December 4, 1992
Appeal from Second Judicial District Court, Washoe County; Jerry Carr Whitehead, J.
Washoe County Public Defender and Jane G. McKenna, Chief Appellate Deputy, Washoe County, for Appellant.
Frankie Sue Del Papa, Attorney General, Carson City; Dorothy Nash Holmes, District Attorney and Gary H. Hatlestad, Deputy District Attorney, Washoe County, for Respondent.
This is an appeal from a judgment of conviction, pursuant to a jury verdict, of one count each of first degree murder with the use of a deadly weapon in violation of NRS 200.010, NRS 200.030, and NRS 193.165; robbery with the use of a deadly weapon in violation of NRS 200.380 and NRS 193.165; conspiracy to commit robbery in violation of NRS 199.480 and NRS 200.380; and burglary in violation of NRS 205.060. Appellant entered a guilty plea to being an ex-felon in possession of a firearm in violation of NRS 202.360. Pursuant to a jury imposition, the district court sentenced appellant to life without the possibility of parole for first degree murder and life without the possibility of parole for use of a deadly weapon. The district court also sentenced appellant to fifteen years for robbery and fifteen years for use of a deadly weapon, six years for conspiracy to commit robbery, ten years for burglary, and six years for being an ex-felon in possession of a firearm. All sentences are to be served consecutively.
Appellant contends that the jury's initial failure to designate the degree of murder on the verdict form rendered the guilty verdict void. Specifically, appellant contends that, because the jury returned a guilty verdict for "murder" rather than "murder in the first degree," and because the district court ordered the jury not to deliberate further, but to merely clarify its omission of the degree of the murder, the verdict was defective and no judgment or sentence could legally be pronounced. Because of the omission in designating the degree of the murder, appellant contends that the jury's verdict should be considered a finding of guilt of second degree murder only. Appellant also contends that a new trial should be granted because appellant was not required to notify the district court of the omission from the verdict form of the degree of murder, and had appellant not raised the issue, a new trial would have been assured.
Appellant's argument that the jury's verdict should be considered a finding of guilt of second degree murder is necessarily inconsistent with appellant's argument that the jury's omission rendered the verdict void.
The state responds that the first degree murder conviction is not void because (1) the totality of the circumstances indicates that the jury intended the original verdict to be first degree murder and (2) the jury confirmed a first degree murder verdict after the district court instructed the jury to clarify its omission. For the reasons stated below, we conclude that the first degree murder verdict is not void due to the district court's order for a remedial jury clarification. Contrary to the state's contention, however, we further conclude that the district court could not have found, based on the totality of the circumstances, that the original verdict was sufficient to establish guilt of first degree murder.

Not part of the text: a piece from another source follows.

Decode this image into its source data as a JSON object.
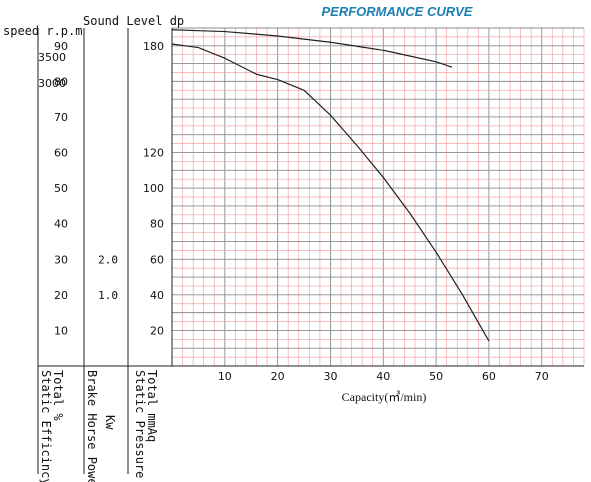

The jury is required to designate in its verdict whether the defendant is guilty of murder of the first or second degree. NRS 200.030(3). The designation of the degree of guilt in a murder verdict is as indispensable as a finding of guilt in general. State v. Loveless, 62 Nev. 17, 25, 136 P.2d 236, 240 (1943). The district court is not free to consider the "totality of the circumstances" to decide the degree of murder where the jury omits the degree from the verdict. "A fact, by statute made essential to the efficacy of the judgment, is missing from the verdict and cannot be imported into it by reference to the information or by conjecture or anything of the kind." Id. at 22, 136 P.2d at 238. Therefore, we reject the state's argument that the district court could have declared the original verdict to be for first degree murder based on the totality of the circumstances.
Although the jury initially failed to return a verdict indicating the degree of murder, the district court ordered the jury to clarify its verdict. This is a sufficient remedy. Cf. NRS 16.180 (in civil proceedings, if verdict is insufficient in not covering issues submitted, the verdict may be corrected by the jury under the advice of the court); see also People v. Turner, 789 P.2d 887 (Cal. 1990), cert. denied, 111 S.Ct. 768 (1991); People v. Bonillas, 771 P.2d 844 (Cal.), cert. denied, 493 U.S. 922 (1989). The jury was still under the district court's control and admonitions when it reconvened for the purpose of clarifying the verdict. The jury clarified the verdict before hearing any sentencing evidence. Moreover, appellant failed to object to the jury instruction which stated that the jury should not enter into new deliberations. Therefore, the issue was not preserved for appeal. See Mercado v. State, 100 Nev. 535, 688 P.2d 305 (1984).
Finally, we note that the district court did not err in ordering the jury simply to reflect on its previous decision, instead of entering into new deliberations. Each juror was polled. There was a unanimous verdict of murder in the first degree.
We further reject as without merit appellant's contention that a new trial should be granted because appellant raised the issue of the omission of the degree of murder, and had appellant not raised this issue, a new trial would have been assured.